The Theft of the Iron Dogs
- First edition
- Author: E.C.R. Lorac
- Language: English
- Series: Chief Inspector MacDonald
- Genre: Detective
- Publisher: Collins Crime Club
- Publication date: 1946
- Publication place: United Kingdom
- Media type: Print
- Preceded by: Fire in the Thatch
- Followed by: Relative to Poison

= The Theft of the Iron Dogs =

1946 novel

The Theft of the Iron Dogs is a 1946 mystery detective novel by E.C.R. Lorac, the pen name of the British writer Edith Caroline Rivett. It is the twenty eighth in her series featuring Chief Inspector MacDonald of Scotland Yard. Originally published by Collins Crime Club, it was reissued in 2023 by the British Library Publishing as part of a group of crime novels from the Golden Age of Detective Fiction. It was published in the United States in 1947 under the alternative title Murderer's Mistake. Like the earlier Fell Murder it is set in the rural Lunesdale area of Lancashire.

==Synopsis==
Shortly after the Second World War, with rationing still in force, MacDonald is on the track of Gordon Ginner, a cunning London criminal whose current racket involves clothing coupons. He then receives a letter from a farmer in Lancashire about the strange theft of some seemingly near valueless items. Having been enthralled by the area on a previous visit, MacDonald plans to liaise with his Manchester colleagues on the Ginner case before heading on to spend a weekend in Lunesdale, where he can unofficially investigate the thefts.

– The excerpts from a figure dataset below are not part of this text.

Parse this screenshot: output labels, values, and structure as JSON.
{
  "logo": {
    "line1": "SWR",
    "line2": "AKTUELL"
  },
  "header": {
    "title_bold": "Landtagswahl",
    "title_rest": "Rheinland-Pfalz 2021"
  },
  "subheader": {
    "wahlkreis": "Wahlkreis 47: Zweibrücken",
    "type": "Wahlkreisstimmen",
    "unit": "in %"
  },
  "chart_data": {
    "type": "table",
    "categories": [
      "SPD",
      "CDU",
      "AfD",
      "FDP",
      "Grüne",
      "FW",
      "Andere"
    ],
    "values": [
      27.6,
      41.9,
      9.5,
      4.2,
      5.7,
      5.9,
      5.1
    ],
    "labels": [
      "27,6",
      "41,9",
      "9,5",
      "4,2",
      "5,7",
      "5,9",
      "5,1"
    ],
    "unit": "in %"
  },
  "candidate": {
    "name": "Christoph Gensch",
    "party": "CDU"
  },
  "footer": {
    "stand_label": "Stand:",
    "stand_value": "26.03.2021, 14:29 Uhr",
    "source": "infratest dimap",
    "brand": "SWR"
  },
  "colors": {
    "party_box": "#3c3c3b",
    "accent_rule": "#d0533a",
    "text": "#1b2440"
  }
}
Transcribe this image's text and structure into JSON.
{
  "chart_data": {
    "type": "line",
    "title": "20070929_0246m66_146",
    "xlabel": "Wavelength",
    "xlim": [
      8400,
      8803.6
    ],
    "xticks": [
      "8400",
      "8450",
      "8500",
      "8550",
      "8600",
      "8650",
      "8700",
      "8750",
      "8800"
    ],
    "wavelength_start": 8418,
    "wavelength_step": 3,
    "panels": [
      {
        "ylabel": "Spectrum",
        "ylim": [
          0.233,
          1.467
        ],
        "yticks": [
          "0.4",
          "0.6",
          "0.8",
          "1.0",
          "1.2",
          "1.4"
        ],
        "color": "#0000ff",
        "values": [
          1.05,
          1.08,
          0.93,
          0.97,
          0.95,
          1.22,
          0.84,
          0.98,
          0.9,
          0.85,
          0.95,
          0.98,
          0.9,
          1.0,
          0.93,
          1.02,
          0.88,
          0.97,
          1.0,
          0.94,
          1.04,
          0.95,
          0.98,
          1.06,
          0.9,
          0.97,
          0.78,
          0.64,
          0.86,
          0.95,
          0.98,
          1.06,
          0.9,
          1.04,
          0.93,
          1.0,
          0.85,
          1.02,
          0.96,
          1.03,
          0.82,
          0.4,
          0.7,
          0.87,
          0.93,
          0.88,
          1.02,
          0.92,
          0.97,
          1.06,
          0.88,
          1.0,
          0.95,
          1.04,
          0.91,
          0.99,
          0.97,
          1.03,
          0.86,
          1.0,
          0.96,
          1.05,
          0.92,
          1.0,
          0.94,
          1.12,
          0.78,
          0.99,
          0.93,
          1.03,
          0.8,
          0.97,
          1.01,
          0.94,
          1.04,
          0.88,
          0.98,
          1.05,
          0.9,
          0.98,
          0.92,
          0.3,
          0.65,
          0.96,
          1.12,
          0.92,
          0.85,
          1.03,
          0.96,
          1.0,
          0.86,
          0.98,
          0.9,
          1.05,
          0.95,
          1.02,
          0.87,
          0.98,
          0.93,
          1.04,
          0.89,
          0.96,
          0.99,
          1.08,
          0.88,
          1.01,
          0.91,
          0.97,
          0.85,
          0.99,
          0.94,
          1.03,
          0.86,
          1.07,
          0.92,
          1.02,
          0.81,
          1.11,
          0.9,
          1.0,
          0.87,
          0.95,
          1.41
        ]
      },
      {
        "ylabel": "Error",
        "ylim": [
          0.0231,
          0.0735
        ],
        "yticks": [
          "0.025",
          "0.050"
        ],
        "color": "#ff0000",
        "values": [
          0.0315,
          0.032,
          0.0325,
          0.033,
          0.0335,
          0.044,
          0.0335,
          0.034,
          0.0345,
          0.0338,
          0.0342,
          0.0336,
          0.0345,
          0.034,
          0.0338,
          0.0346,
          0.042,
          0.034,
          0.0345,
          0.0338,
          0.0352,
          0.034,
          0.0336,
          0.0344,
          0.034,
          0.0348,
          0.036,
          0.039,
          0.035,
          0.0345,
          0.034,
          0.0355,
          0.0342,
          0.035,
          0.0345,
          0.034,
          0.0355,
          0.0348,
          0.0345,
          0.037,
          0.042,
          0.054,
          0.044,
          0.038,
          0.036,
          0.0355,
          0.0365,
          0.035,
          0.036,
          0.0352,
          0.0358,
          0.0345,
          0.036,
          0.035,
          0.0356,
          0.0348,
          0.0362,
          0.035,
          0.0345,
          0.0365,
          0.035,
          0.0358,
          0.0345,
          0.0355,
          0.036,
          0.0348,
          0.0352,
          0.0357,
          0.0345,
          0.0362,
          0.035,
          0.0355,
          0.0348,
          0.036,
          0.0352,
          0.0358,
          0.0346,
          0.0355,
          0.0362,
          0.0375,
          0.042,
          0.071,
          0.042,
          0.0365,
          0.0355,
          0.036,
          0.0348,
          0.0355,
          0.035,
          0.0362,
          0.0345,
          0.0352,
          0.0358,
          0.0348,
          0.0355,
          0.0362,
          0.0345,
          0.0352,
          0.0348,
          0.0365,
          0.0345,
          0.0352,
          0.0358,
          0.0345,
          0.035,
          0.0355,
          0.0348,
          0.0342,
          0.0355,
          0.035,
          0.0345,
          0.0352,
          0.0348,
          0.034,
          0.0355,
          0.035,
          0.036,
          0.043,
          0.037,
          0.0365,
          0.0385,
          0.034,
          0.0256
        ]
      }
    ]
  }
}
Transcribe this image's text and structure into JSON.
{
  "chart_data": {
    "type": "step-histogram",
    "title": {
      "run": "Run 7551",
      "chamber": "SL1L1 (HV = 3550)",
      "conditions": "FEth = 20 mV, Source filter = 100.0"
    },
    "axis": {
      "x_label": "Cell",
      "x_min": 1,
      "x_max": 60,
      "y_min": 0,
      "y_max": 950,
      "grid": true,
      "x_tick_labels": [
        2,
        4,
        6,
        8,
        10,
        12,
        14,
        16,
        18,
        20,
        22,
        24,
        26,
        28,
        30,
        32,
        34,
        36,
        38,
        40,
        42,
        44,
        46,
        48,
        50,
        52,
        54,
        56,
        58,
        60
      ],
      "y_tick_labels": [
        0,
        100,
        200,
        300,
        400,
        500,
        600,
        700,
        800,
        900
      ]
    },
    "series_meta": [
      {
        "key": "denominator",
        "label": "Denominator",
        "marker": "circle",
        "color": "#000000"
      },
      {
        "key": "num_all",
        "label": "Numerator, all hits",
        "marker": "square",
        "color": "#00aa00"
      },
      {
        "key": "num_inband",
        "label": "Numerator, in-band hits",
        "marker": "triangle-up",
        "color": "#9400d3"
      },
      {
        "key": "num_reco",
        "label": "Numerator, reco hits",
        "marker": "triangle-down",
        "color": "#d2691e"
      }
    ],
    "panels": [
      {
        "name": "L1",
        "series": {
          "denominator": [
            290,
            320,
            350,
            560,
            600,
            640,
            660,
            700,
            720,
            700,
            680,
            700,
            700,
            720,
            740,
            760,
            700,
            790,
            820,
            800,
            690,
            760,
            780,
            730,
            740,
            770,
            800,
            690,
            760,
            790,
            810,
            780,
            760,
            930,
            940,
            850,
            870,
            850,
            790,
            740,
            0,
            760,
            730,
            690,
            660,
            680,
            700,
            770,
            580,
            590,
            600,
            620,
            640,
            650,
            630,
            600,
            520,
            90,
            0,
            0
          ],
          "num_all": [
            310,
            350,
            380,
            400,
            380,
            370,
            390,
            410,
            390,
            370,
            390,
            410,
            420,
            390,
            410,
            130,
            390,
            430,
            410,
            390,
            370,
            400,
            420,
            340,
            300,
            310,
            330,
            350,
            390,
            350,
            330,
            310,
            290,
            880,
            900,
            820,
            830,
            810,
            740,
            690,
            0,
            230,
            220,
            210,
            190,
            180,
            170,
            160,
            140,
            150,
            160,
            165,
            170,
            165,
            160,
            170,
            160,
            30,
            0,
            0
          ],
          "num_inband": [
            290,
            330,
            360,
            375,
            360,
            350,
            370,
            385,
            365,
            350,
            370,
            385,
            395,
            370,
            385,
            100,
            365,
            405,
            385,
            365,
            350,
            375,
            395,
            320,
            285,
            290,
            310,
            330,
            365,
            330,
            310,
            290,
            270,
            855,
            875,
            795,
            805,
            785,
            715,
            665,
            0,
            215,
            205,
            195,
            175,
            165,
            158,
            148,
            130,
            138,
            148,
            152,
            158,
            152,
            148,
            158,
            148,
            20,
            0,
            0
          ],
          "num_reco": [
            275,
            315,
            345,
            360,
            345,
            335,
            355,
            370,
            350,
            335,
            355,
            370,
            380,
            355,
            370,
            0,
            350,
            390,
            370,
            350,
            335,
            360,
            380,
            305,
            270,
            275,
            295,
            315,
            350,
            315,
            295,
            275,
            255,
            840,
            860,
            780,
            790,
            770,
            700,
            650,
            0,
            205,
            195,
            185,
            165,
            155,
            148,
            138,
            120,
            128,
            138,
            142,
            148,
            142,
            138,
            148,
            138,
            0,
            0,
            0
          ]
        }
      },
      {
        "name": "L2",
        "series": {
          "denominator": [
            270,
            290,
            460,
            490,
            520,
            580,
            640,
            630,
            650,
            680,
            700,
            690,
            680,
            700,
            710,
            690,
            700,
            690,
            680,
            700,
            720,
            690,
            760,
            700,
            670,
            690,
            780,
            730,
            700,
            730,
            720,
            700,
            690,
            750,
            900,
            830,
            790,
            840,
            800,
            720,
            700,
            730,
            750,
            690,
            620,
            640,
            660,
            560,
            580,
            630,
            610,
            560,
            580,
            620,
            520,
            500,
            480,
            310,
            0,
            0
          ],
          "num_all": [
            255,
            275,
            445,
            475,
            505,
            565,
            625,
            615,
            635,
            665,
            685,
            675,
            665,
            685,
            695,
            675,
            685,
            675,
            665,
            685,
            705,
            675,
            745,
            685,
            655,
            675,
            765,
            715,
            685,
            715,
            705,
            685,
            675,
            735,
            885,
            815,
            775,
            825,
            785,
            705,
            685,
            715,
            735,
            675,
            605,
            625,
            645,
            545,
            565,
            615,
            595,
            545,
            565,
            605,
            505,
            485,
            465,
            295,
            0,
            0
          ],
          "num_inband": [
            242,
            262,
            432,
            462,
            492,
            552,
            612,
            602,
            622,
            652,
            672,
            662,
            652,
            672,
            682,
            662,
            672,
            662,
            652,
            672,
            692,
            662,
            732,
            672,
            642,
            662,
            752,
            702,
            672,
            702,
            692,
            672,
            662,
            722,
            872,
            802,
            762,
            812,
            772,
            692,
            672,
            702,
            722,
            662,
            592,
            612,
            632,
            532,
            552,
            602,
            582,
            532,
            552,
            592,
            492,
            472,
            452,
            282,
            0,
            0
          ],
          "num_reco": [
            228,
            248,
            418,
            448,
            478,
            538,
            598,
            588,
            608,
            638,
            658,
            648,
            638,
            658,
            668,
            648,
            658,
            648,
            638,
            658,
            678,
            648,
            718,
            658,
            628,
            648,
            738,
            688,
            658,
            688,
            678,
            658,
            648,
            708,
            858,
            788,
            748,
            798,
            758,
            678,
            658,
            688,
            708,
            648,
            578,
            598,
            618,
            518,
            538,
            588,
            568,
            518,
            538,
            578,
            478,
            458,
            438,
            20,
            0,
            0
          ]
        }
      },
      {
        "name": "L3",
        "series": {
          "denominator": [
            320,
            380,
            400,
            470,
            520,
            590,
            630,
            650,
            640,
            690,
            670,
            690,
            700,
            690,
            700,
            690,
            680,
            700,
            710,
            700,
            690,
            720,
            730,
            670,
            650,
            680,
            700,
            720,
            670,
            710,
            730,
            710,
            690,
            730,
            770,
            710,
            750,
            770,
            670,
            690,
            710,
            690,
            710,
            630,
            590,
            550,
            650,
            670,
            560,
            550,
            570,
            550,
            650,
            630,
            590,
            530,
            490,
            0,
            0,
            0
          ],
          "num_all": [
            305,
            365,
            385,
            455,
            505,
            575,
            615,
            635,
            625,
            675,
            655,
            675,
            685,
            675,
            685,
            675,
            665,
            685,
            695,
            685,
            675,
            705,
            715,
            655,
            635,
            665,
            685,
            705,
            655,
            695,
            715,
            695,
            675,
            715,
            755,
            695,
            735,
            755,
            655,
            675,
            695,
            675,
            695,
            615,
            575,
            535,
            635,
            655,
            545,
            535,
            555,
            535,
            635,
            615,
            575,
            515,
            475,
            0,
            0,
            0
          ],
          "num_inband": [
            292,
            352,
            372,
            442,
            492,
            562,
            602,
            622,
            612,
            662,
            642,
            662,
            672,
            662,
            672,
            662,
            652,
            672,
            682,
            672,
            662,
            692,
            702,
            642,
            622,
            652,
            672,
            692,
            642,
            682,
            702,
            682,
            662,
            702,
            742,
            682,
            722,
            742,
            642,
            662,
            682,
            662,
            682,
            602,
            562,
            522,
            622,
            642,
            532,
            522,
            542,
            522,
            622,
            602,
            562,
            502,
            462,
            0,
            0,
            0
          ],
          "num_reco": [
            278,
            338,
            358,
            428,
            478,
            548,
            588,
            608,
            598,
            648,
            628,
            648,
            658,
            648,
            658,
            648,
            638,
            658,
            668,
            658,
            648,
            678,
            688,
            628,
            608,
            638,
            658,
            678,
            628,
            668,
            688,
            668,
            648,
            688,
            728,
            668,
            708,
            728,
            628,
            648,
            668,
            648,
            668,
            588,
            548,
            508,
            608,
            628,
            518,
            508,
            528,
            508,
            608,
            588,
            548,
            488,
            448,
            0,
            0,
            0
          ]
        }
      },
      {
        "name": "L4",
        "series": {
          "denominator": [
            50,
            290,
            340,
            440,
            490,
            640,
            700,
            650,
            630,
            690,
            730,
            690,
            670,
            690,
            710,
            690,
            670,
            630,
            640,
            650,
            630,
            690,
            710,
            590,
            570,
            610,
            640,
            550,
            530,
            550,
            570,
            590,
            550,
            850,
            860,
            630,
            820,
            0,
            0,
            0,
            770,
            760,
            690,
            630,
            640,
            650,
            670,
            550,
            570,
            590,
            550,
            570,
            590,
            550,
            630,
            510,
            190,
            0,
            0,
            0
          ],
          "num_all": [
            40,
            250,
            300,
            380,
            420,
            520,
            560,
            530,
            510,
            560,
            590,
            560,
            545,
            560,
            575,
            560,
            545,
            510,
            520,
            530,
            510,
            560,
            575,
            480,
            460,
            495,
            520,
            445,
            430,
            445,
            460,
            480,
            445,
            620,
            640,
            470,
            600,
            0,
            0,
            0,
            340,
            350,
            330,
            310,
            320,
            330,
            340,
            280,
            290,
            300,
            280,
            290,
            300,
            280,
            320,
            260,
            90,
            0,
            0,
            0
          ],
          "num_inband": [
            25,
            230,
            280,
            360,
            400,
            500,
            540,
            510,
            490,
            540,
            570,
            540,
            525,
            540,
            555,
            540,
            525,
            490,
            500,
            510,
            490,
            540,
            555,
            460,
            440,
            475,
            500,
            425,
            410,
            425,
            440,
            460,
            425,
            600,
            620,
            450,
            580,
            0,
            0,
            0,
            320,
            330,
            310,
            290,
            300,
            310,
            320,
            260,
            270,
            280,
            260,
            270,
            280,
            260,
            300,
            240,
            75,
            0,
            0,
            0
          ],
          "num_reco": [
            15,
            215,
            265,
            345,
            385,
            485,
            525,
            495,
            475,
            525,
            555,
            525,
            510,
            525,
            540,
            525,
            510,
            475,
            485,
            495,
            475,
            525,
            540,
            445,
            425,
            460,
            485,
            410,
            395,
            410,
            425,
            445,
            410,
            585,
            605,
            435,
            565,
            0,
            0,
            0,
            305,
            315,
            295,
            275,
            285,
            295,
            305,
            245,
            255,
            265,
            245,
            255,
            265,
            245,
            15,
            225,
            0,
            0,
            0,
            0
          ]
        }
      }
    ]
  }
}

Before long the two cases merge when the body of Ginner is discovered by MacDonald while swimming in a river. With the help of the locals, he gradually establishes the murdered man's connection to the area and the possibility he was killed by someone he was blackmailing.

==Bibliography==
- Cooper, John & Pike, B.A. Artists in Crime: An Illustrated Survey of Crime Fiction First Edition Dustwrappers, 1920-1970. Scolar Press, 1995.
- Hubin, Allen J. Crime Fiction, 1749-1980: A Comprehensive Bibliography. Garland Publishing, 1984.
- Nichols, Victoria & Thompson, Susan. Silk Stalkings: More Women Write of Murder. Scarecrow Press, 1998.
- Reilly, John M. Twentieth Century Crime & Mystery Writers. Springer, 2015.